Darren J. Baker1,2,*, Fatouma Alimirah3,*, Jan M. van Deursen1,2, Judith Campisi3 and Jeffrey Hildesheim4

1 Department of Pediatric and Adolescent Medicine, Mayo Clinic, Rochester, Minnesota, USA

2 Department of Biochemistry and Molecular Biology, Mayo Clinic, Rochester, Minnesota, USA

3 Buck Institute for Research on Aging, Novato, California, USA

4 Division of Cancer Biology, National Cancer Institute, National Institutes of Health, Bethesda, Maryland, USA

* These authors have contributed equally to this work

Correspondence to:

Darren J. Baker, email:

Fatouma Alimirah, email:

Keywords: cellular senescence, tumorigenesis, microenvironment

Received: November 11, 2016 Accepted: November 14, 2016 Published: February 25, 2017

Abstract

Cellular senescence is defined as an irreversible growth arrest with the acquisition of a distinctive secretome. The growth arrest is a potent anticancer mechanism whereas the secretome facilitates wound healing, tissue repair, and development. The senescence response has also become increasingly recognized as an important contributor to aging and age-related diseases, including cancer.
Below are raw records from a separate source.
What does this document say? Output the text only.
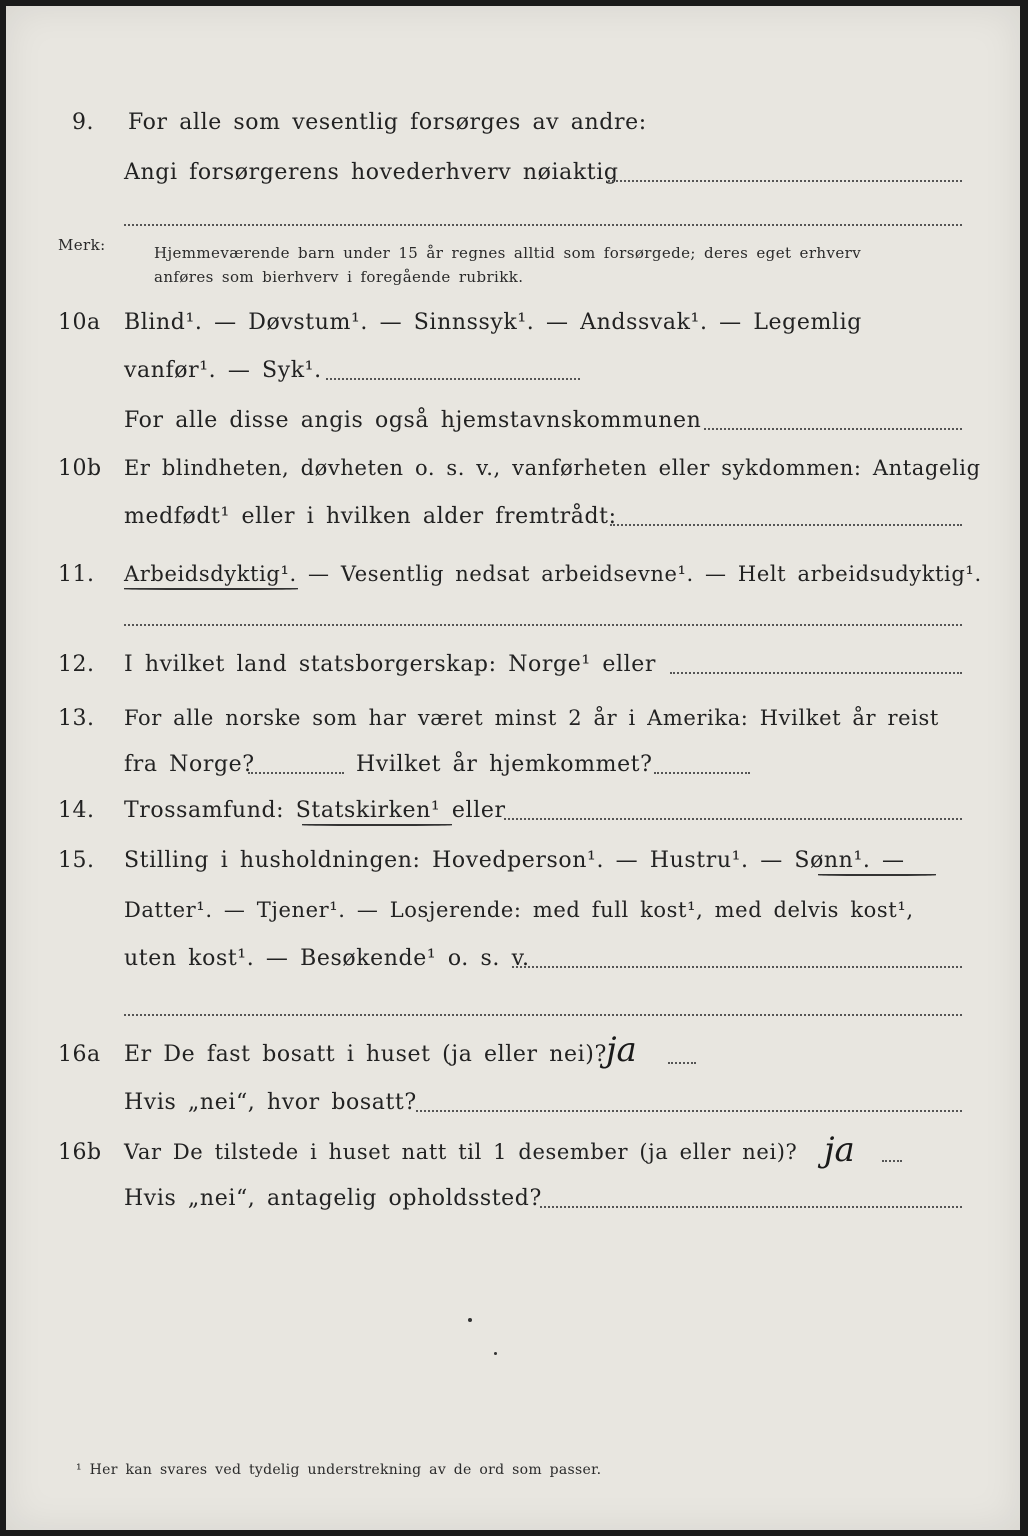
9. For alle som vesentlig forsørges av andre:
Angi forsørgerens hovederhverv nøiaktig
Merk:	Hjemmeværende barn under 15 år regnes alltid som forsørgede; deres eget erhverv
anføres som bierhverv i foregående rubrikk.
10a Blind¹. — Døvstum¹. — Sinnssyk¹. — Andssvak¹. — Legemlig
vanfør¹. — Syk¹.
For alle disse angis også hjemstavnskommunen
10b Er blindheten, døvheten o. s. v., vanførheten eller sykdommen: Antagelig
medfødt¹ eller i hvilken alder fremtrådt:
11. Arbeidsdyktig¹. — Vesentlig nedsat arbeidsevne¹. — Helt arbeidsudyktig¹.
12. I hvilket land statsborgerskap: Norge¹ eller
13. For alle norske som har været minst 2 år i Amerika: Hvilket år reist
fra Norge?	Hvilket år hjemkommet?
14. Trossamfund: Statskirken¹ eller
15. Stilling i husholdningen: Hovedperson¹. — Hustru¹. — Sønn¹. —
Datter¹. — Tjener¹. — Losjerende: med full kost¹, med delvis kost¹,
uten kost¹. — Besøkende¹ o. s. v.
16a Er De fast bosatt i huset (ja eller nei)? ja
Hvis „nei“, hvor bosatt?
16b Var De tilstede i huset natt til 1 desember (ja eller nei)? ja
Hvis „nei“, antagelig opholdssted?
¹ Her kan svares ved tydelig understrekning av de ord som passer.
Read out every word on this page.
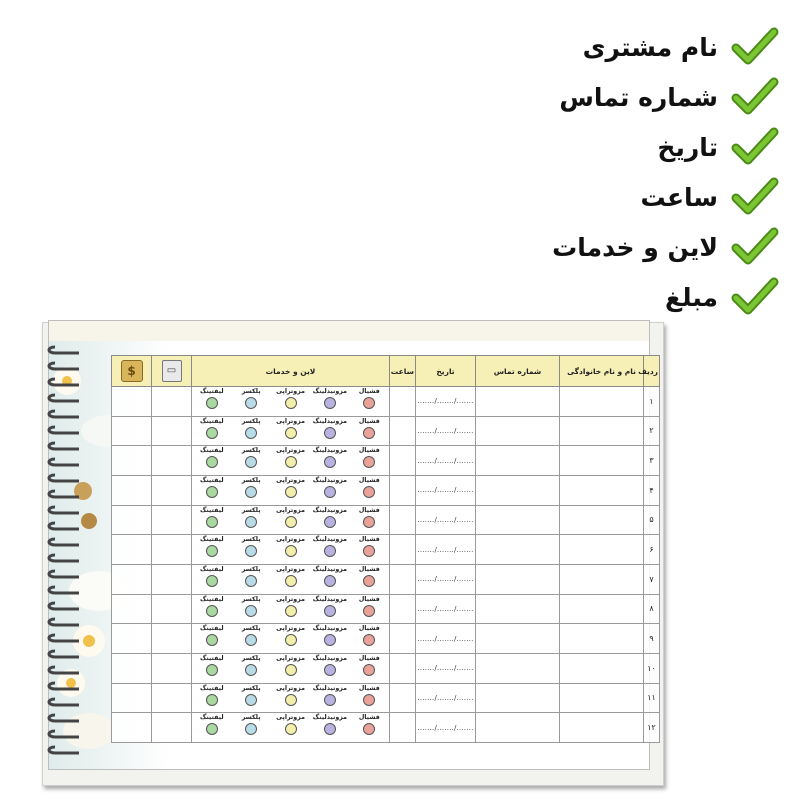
نام مشتری
شماره تماس
تاریخ
ساعت
لاین و خدمات
مبلغ
ردیف	نام و نام خانوادگی	شماره تماس	تاریخ	ساعت	لاین و خدمات	▭	$
۱			......./......./.......		فشیال
مزونیدلینگ
مزوتراپی
پلکسر
لیفتینگ		

۲			......./......./.......		فشیال
مزونیدلینگ
مزوتراپی
پلکسر
لیفتینگ		

۳			......./......./.......		فشیال
مزونیدلینگ
مزوتراپی
پلکسر
لیفتینگ		

۴			......./......./.......		فشیال
مزونیدلینگ
مزوتراپی
پلکسر
لیفتینگ		

۵			......./......./.......		فشیال
مزونیدلینگ
مزوتراپی
پلکسر
لیفتینگ		

۶			......./......./.......		فشیال
مزونیدلینگ
مزوتراپی
پلکسر
لیفتینگ		

۷			......./......./.......		فشیال
مزونیدلینگ
مزوتراپی
پلکسر
لیفتینگ		

۸			......./......./.......		فشیال
مزونیدلینگ
مزوتراپی
پلکسر
لیفتینگ		

۹			......./......./.......		فشیال
مزونیدلینگ
مزوتراپی
پلکسر
لیفتینگ		

۱۰			......./......./.......		فشیال
مزونیدلینگ
مزوتراپی
پلکسر
لیفتینگ		

۱۱			......./......./.......		فشیال
مزونیدلینگ
مزوتراپی
پلکسر
لیفتینگ		

۱۲			......./......./.......		فشیال
مزونیدلینگ
مزوتراپی
پلکسر
لیفتینگ		
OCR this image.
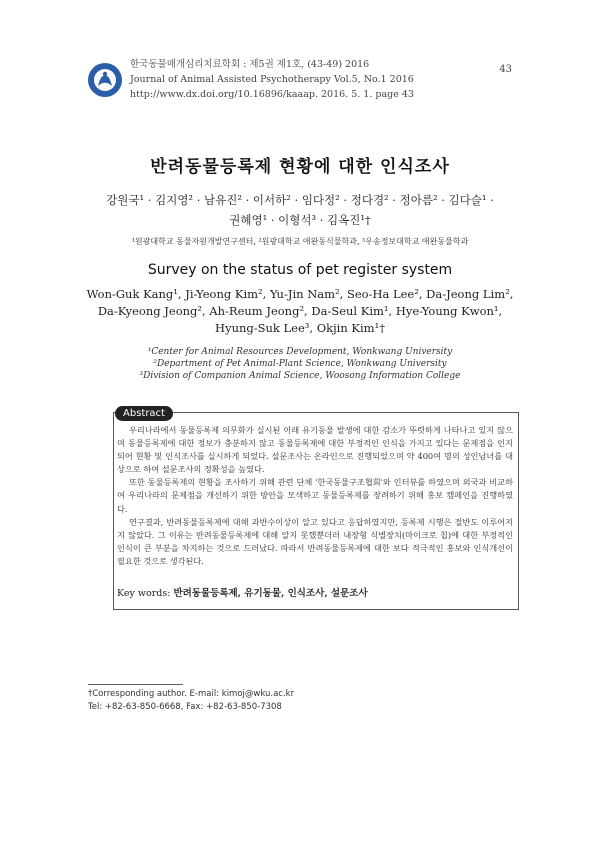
한국동물매개심리치료학회 : 제5권 제1호, (43-49) 2016
Journal of Animal Assisted Psychotherapy Vol.5, No.1 2016
http://www.dx.doi.org/10.16896/kaaap. 2016. 5. 1. page 43
43
반려동물등록제 현황에 대한 인식조사
강원국¹ · 김지영² · 남유진² · 이서하² · 임다정² · 정다경² · 정아름² · 김다슬¹ ·
권혜영¹ · 이형석³ · 김옥진¹†
¹원광대학교 동물자원개발연구센터, ²원광대학교 애완동식물학과, ³우송정보대학교 애완동물학과
Survey on the status of pet register system
Won-Guk Kang¹, Ji-Yeong Kim², Yu-Jin Nam², Seo-Ha Lee², Da-Jeong Lim²,
Da-Kyeong Jeong², Ah-Reum Jeong², Da-Seul Kim¹, Hye-Young Kwon¹,
Hyung-Suk Lee³, Okjin Kim¹†
¹Center for Animal Resources Development, Wonkwang University
²Department of Pet Animal-Plant Science, Wonkwang University
³Division of Companion Animal Science, Woosong Information College
Abstract

우리나라에서 동물등록제 의무화가 실시된 이래 유기동물 발생에 대한 감소가 뚜렷하게 나타나고 있지 않으며 동물등록제에 대한 정보가 충분하지 않고 동물등록제에 대한 부정적인 인식을 가지고 있다는 문제점을 인지되어 현황 및 인식조사를 실시하게 되었다. 설문조사는 온라인으로 진행되었으며 약 400여 명의 성인남녀를 대상으로 하여 설문조사의 정확성을 높였다.

또한 동물등록제의 현황을 조사하기 위해 관련 단체 '한국동물구조협회'와 인터뷰를 하였으며 외국과 비교하여 우리나라의 문제점을 개선하기 위한 방안을 모색하고 동물등록제를 장려하기 위해 홍보 캠페인을 진행하였다.

연구결과, 반려동물등록제에 대해 과반수이상이 알고 있다고 응답하였지만, 등록제 시행은 절반도 이루어지지 않았다. 그 이유는 반려동물등록제에 대해 알지 못했뿐더러 내장형 식별장치(마이크로 칩)에 대한 부정적인 인식이 큰 부분을 차지하는 것으로 드러났다. 따라서 반려동물등록제에 대한 보다 적극적인 홍보와 인식개선이 필요한 것으로 생각된다.

Key words: 반려동물등록제, 유기동물, 인식조사, 설문조사
†Corresponding author. E-mail: kimoj@wku.ac.kr
Tel: +82-63-850-6668, Fax: +82-63-850-7308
Although oncogenic mutations are capable of inducing a beneficial senescence response that prevents the growth of premalignant cells and promotes cancer immune-surveillance, the secretome of senescent cells also includes factors with pro-tumorigenic properties. On June 23rd and 24th, 2016, the Division of Cancer Biology of the National Cancer Institute sponsored a workshop to discuss the complex role of cellular senescence in tumorigenesis with the goal to define the major challenges and opportunities within this important field of cancer research. Additionally, it was noted how the development of novel tools and technologies are required to accelerate research into a mechanistic understanding of senescent cells in carcinogenesis in order to overcome the current limitations in this exciting, yet ill-defined area.